Perry e colleghi sono caustici: “il contrasto tra il livello di fiducia e la forza delle prove applicate e la maggior parte dei resoconti sulla scienza cognitiva rivolti ai professionisti è netto”. E ancora: “la nostra opinione è che l’implicazione di ciò sia che sono necessarie cautela, sfumatura e riflessione piuttosto che prescrizione, semplificazione e l’imposizione generalizzata delle concezioni prevalenti di best practice tra materie, fasce d’età e contesti”.

Avete letto bene? Lo studio più autorevole citato come “seminale” dallo Scott Report mette esplicitamente in guardia contro proprio ciò che il rapporto stesso raccomanda: l’imposizione di pratiche specifiche come universalmente valide, “indipendentemente dalla specializzazione o dalla fascia d’età degli studenti”. Sembra quasi uno scherzo, o meglio, un clamoroso autogol.

Anche altri lavori citati sollevano dubbi simili. Il documento CESE (2017) sulla teoria del carico cognitivo, pur sostenendone l’utilità, specifica che è “particolarmente rilevante per l’insegnamento a studenti principianti in domini ‘tecnici’ come matematica, scienze e tecnologia” e che “molta meno ricerca è stata fatta sull’efficacia per l’insegnamento in aree disciplinari meno tecniche o più creative – come letteratura, storia, arte e altre materie umanistiche”. Addirittura il documento OECD del 2002, pur entusiasta delle neuroscienze cognitive, avvertiva che “potrebbero volerci anni prima che le scoperte di questa nuova scienza possano essere applicate in modo sicuro e pronto nell’educazione” e che i metodi di ricerca limitano le domande affrontabili, rendendo più facili da studiare compiti semplici (come riconoscere parole scritte) rispetto a quelli complessi (come comparare temi di storie diverse).

Primo piano macro di un'etichetta con la parola 'SCIENZA' attaccata in modo un po' storto su una pila disordinata di documenti di ricerca, obiettivo macro 90mm, illuminazione controllata per enfatizzare la texture della carta e dell'etichetta, alta definizione.

Scienza o Etichetta? Il Problema della Rappresentazione

Qui emerge il vero nodo della questione: il problema non è la scienza in sé, ma come viene rappresentata e usata. Sembra che l’etichetta “scientifico” o “evidence-based” venga usata come uno strumento per dare legittimità a determinate politiche educative, anche quando le prove scientifiche citate sono molto più caute, complesse e piene di distinguo.

Non è la prima volta che assistiamo a fenomeni simili. Ricordate il dibattito sulla “scienza della lettura” (science of reading)? Anche lì, in Inghilterra, si spinse per un metodo specifico (la fonetica sintetica) come l’unico scientificamente valido, citando studi che, a un’analisi più attenta, non supportavano affermazioni così nette o addirittura suggerivano approcci più bilanciati.

Usare la parola “scienza” diventa così uno “stratagemma nominativo”, un modo per mettere a tacere il dibattito e imporre una visione, ignorando le sfumature, i contesti, le complessità che la scienza stessa (quella vera, fatta di dubbi e verifiche continue) mette in luce. Si cooptano risultati presentati in modo cauto e problematico (come quelli di Perry et al.) per sostenere affermazioni prescrittive e generalizzanti.

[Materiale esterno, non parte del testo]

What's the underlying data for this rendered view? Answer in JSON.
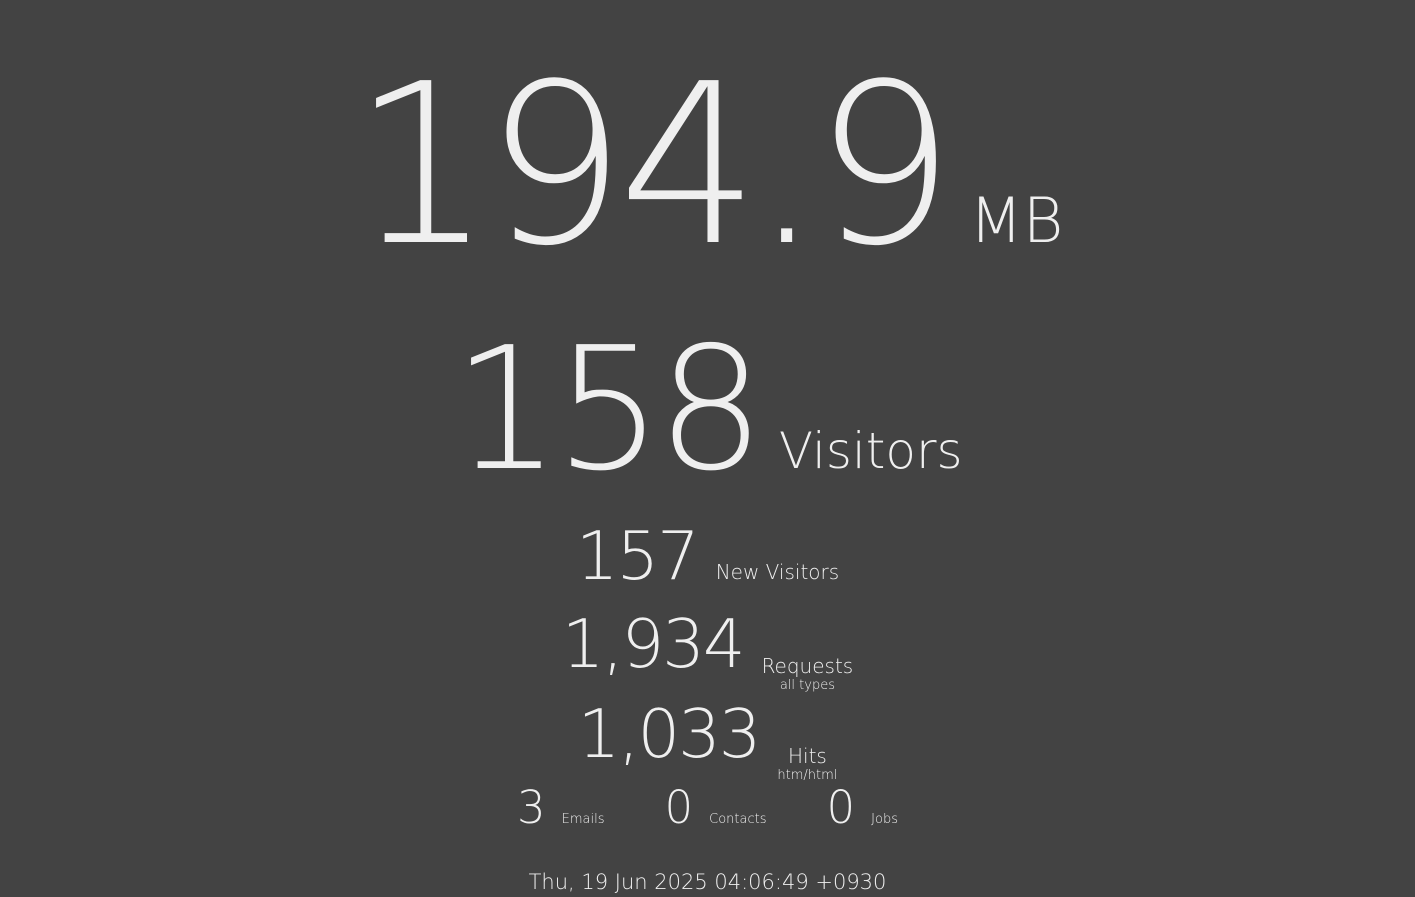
{
  "bandwidth": {
    "value": "194.9",
    "unit": "MB"
  },
  "visitors": {
    "value": "158",
    "label": "Visitors"
  },
  "new_visitors": {
    "value": "157",
    "label": "New Visitors"
  },
  "requests": {
    "value": "1,934",
    "label": "Requests",
    "sublabel": "all types"
  },
  "hits": {
    "value": "1,033",
    "label": "Hits",
    "sublabel": "htm/html"
  },
  "counts": [
    {
      "value": "3",
      "label": "Emails"
    },
    {
      "value": "0",
      "label": "Contacts"
    },
    {
      "value": "0",
      "label": "Jobs"
    }
  ],
  "timestamp": "Thu, 19 Jun 2025 04:06:49 +0930",
  "colors": {
    "background": "#434343",
    "text": "#efefef"
  }
}
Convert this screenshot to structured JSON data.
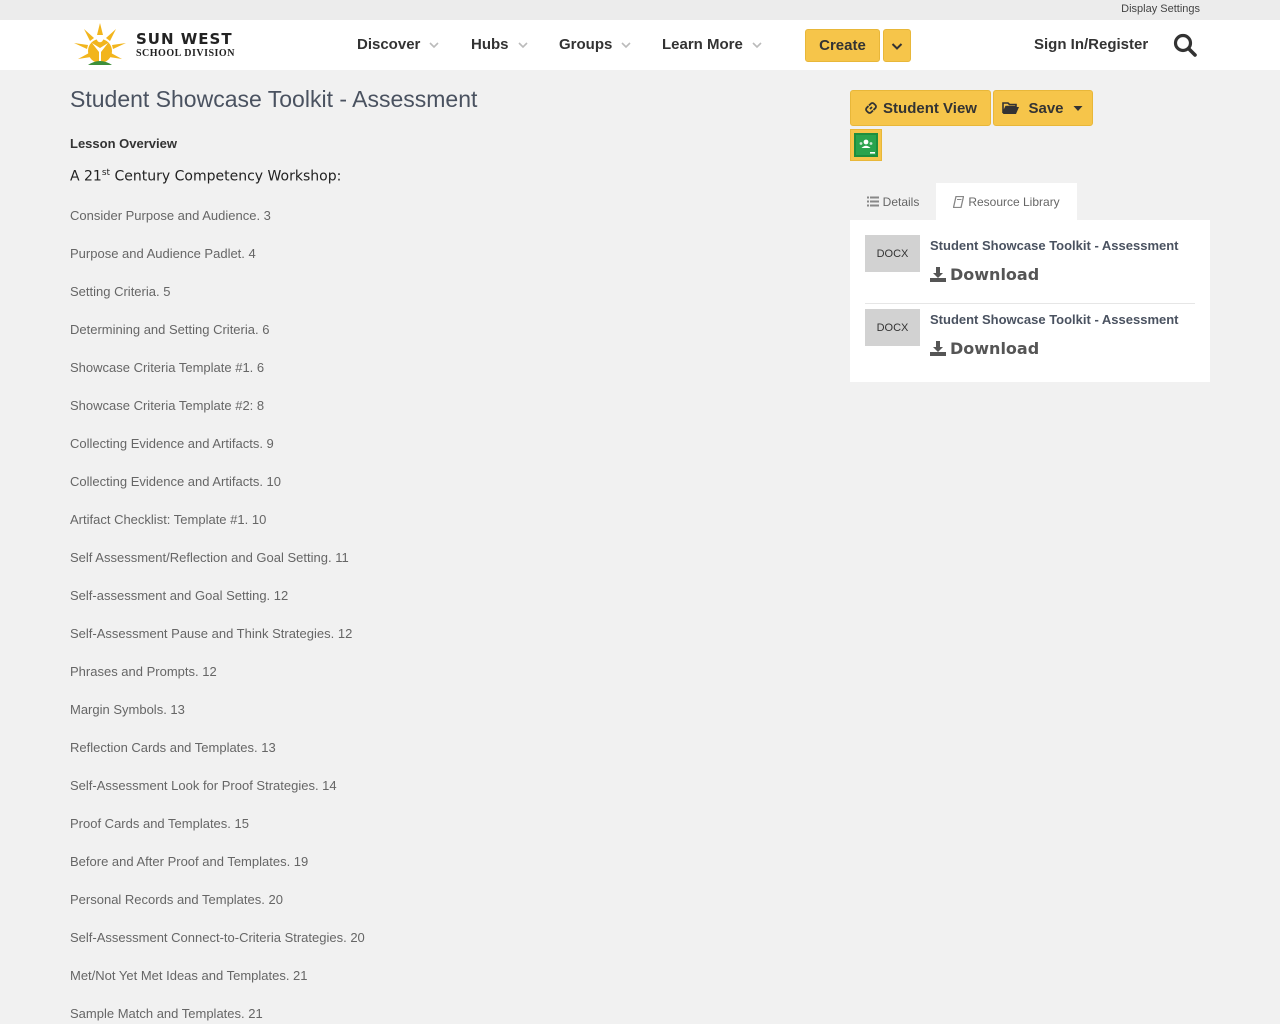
{
  "topbar": {
    "display_settings": "Display Settings"
  },
  "logo": {
    "line1": "SUN WEST",
    "line2": "SCHOOL DIVISION"
  },
  "nav": {
    "items": [
      {
        "label": "Discover"
      },
      {
        "label": "Hubs"
      },
      {
        "label": "Groups"
      },
      {
        "label": "Learn More"
      }
    ],
    "create_label": "Create",
    "signin_label": "Sign In/Register"
  },
  "page": {
    "title": "Student Showcase Toolkit - Assessment",
    "lesson_overview": "Lesson Overview",
    "workshop_prefix": "A 21",
    "workshop_sup": "st",
    "workshop_suffix": " Century Competency Workshop:",
    "toc": [
      "Consider Purpose and Audience. 3",
      "Purpose and Audience Padlet. 4",
      "Setting Criteria. 5",
      "Determining and Setting Criteria. 6",
      "Showcase Criteria Template #1. 6",
      "Showcase Criteria Template #2: 8",
      "Collecting Evidence and Artifacts. 9",
      "Collecting Evidence and Artifacts. 10",
      "Artifact Checklist: Template #1. 10",
      "Self Assessment/Reflection and Goal Setting. 11",
      "Self-assessment and Goal Setting. 12",
      "Self-Assessment Pause and Think Strategies. 12",
      "Phrases and Prompts. 12",
      "Margin Symbols. 13",
      "Reflection Cards and Templates. 13",
      "Self-Assessment Look for Proof Strategies. 14",
      "Proof Cards and Templates. 15",
      "Before and After Proof and Templates. 19",
      "Personal Records and Templates. 20",
      "Self-Assessment Connect-to-Criteria Strategies. 20",
      "Met/Not Yet Met Ideas and Templates. 21",
      "Sample Match and Templates. 21"
    ]
  },
  "sidebar": {
    "student_view_label": "Student View",
    "save_label": "Save",
    "tabs": {
      "details": "Details",
      "library": "Resource Library"
    },
    "resources": [
      {
        "type": "DOCX",
        "title": "Student Showcase Toolkit - Assessment",
        "download": "Download"
      },
      {
        "type": "DOCX",
        "title": "Student Showcase Toolkit - Assessment",
        "download": "Download"
      }
    ]
  },
  "colors": {
    "accent": "#f6c54a",
    "title": "#4a5260",
    "classroom_green": "#1e8e3e"
  }
}
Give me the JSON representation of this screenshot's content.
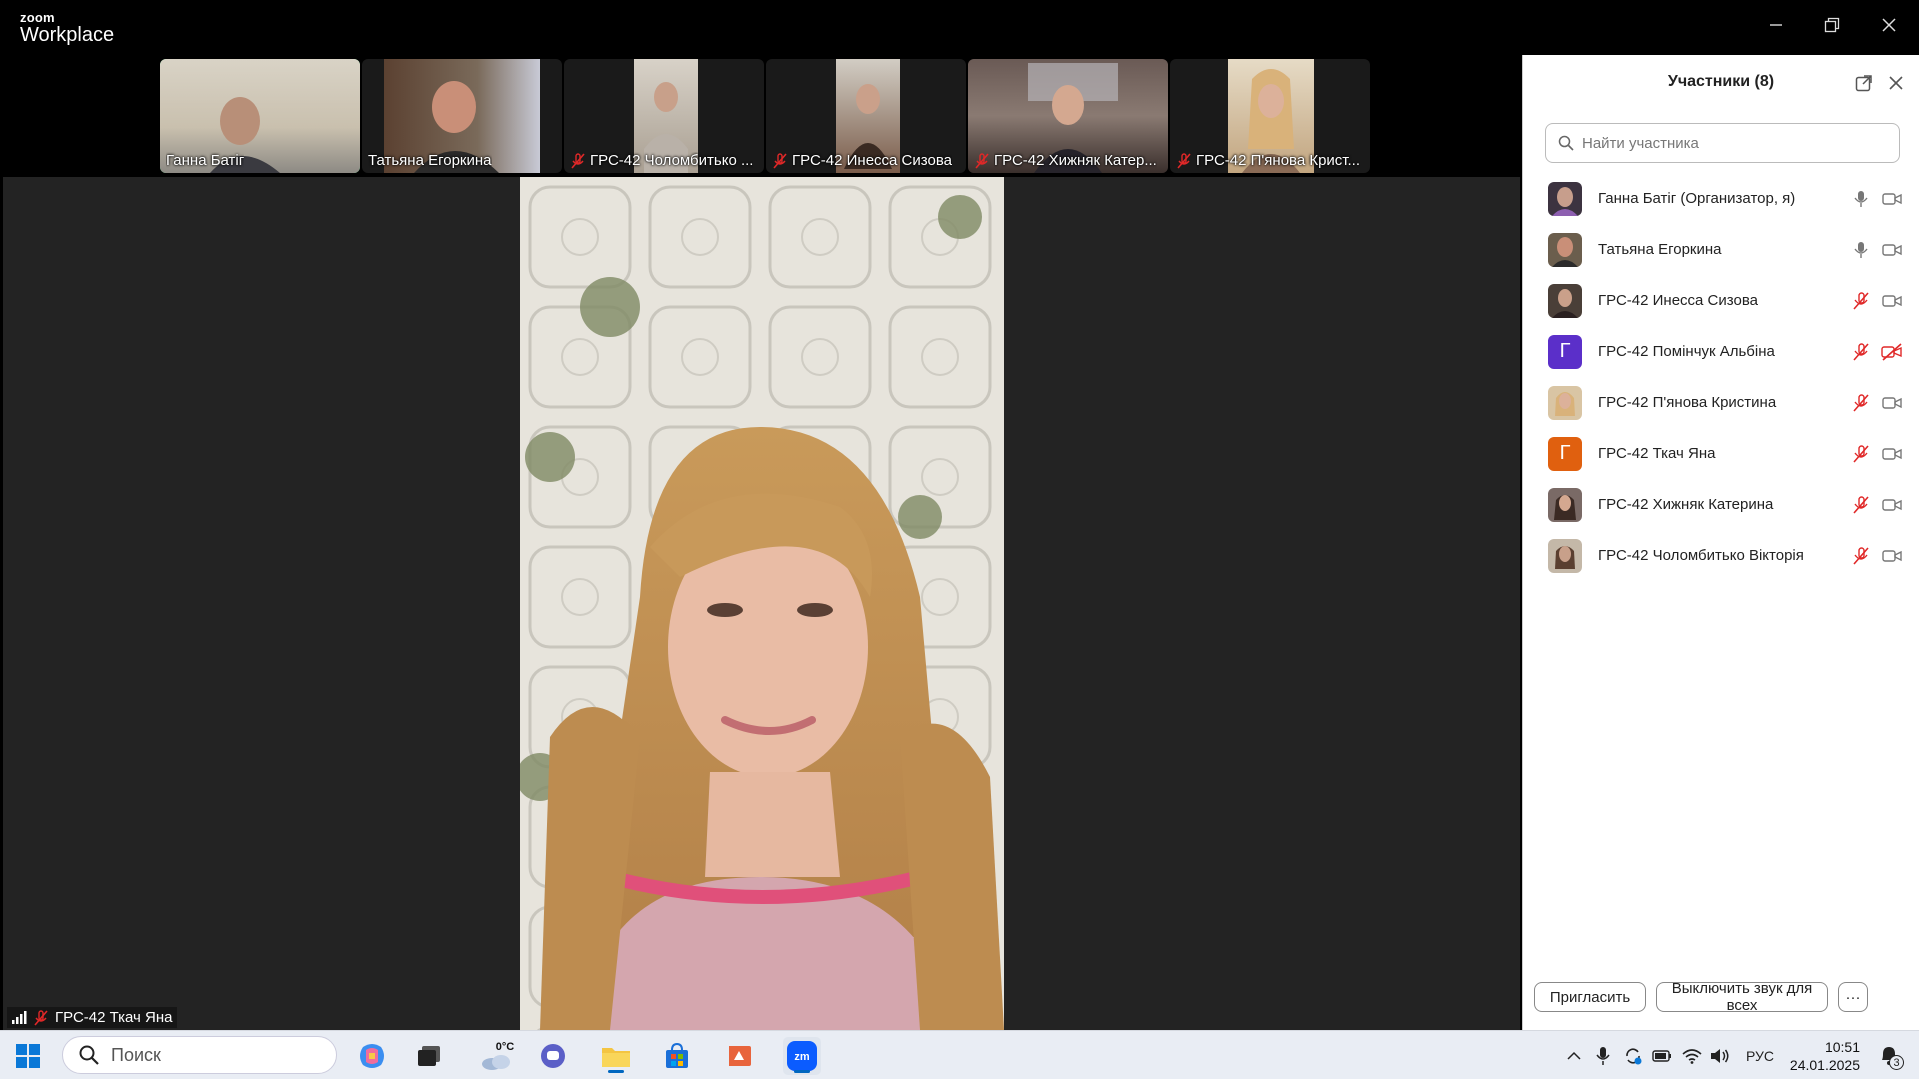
{
  "app": {
    "logo_line1": "zoom",
    "logo_line2": "Workplace"
  },
  "window_controls": [
    "minimize",
    "restore",
    "close"
  ],
  "strip": {
    "tiles": [
      {
        "name": "Ганна Батіг",
        "muted": false,
        "active": true
      },
      {
        "name": "Татьяна Егоркина",
        "muted": false,
        "active": false
      },
      {
        "name": "ГРС-42 Чоломбитько ...",
        "muted": true,
        "active": false
      },
      {
        "name": "ГРС-42 Инесса Сизова",
        "muted": true,
        "active": false
      },
      {
        "name": "ГРС-42 Хижняк Катер...",
        "muted": true,
        "active": false
      },
      {
        "name": "ГРС-42 П'янова Крист...",
        "muted": true,
        "active": false
      }
    ],
    "next_icon": "chevron-right-icon"
  },
  "stage": {
    "speaker_name": "ГРС-42 Ткач Яна"
  },
  "panel": {
    "title": "Участники (8)",
    "search_placeholder": "Найти участника",
    "participants": [
      {
        "name": "Ганна Батіг (Организатор, я)",
        "avatar": "photo",
        "mic": "on",
        "cam": "on"
      },
      {
        "name": "Татьяна Егоркина",
        "avatar": "photo",
        "mic": "on",
        "cam": "on"
      },
      {
        "name": "ГРС-42 Инесса Сизова",
        "avatar": "photo",
        "mic": "muted",
        "cam": "on"
      },
      {
        "name": "ГРС-42 Помінчук Альбіна",
        "avatar": "Г",
        "avatar_color": "#5b2fc9",
        "mic": "muted",
        "cam": "off"
      },
      {
        "name": "ГРС-42 П'янова Кристина",
        "avatar": "photo",
        "mic": "muted",
        "cam": "on"
      },
      {
        "name": "ГРС-42 Ткач Яна",
        "avatar": "Г",
        "avatar_color": "#e0600f",
        "mic": "muted",
        "cam": "on"
      },
      {
        "name": "ГРС-42 Хижняк Катерина",
        "avatar": "photo",
        "mic": "muted",
        "cam": "on"
      },
      {
        "name": "ГРС-42 Чоломбитько Вікторія",
        "avatar": "photo",
        "mic": "muted",
        "cam": "on"
      }
    ],
    "invite_label": "Пригласить",
    "mute_all_label": "Выключить звук для всех",
    "more_label": "···"
  },
  "taskbar": {
    "search_placeholder": "Поиск",
    "weather": "0°C",
    "language": "РУС",
    "time": "10:51",
    "date": "24.01.2025",
    "notification_count": "3",
    "colors": {
      "accent": "#0067c0"
    }
  },
  "colors": {
    "active_speaker": "#2ee07c",
    "muted_red": "#e02828",
    "zoom_blue": "#0e72ed"
  }
}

Cosa Resta? Credibilità a Rischio

In un’epoca in cui abbiamo un disperato bisogno di affidarci alla scienza per affrontare sfide enormi, dal cambiamento climatico alle pandemie, questo modo di “rappresentare” la scienza in campo educativo è preoccupante. Rischia di minare la credibilità stessa del discorso scientifico applicato all’educazione.

Quando sentiamo proclami forti su “scienza”, “rigore” e “prove” in educazione, forse dovremmo fermarci un attimo e chiederci: stiamo parlando di un’analisi scientifica seria e completa, con tutte le sue cautele e i suoi limiti, o stiamo assistendo all’uso di un’etichetta potente per spingere un’agenda politica predefinita?

L’impressione, leggendo tra le righe di questo dibattito australiano, è che più si sbandierano queste parole d’ordine, più si rischi un cortocircuito con la credibilità. E questo, per l’educazione e per la scienza stessa, potrebbe essere davvero un autogol difficile da recuperare.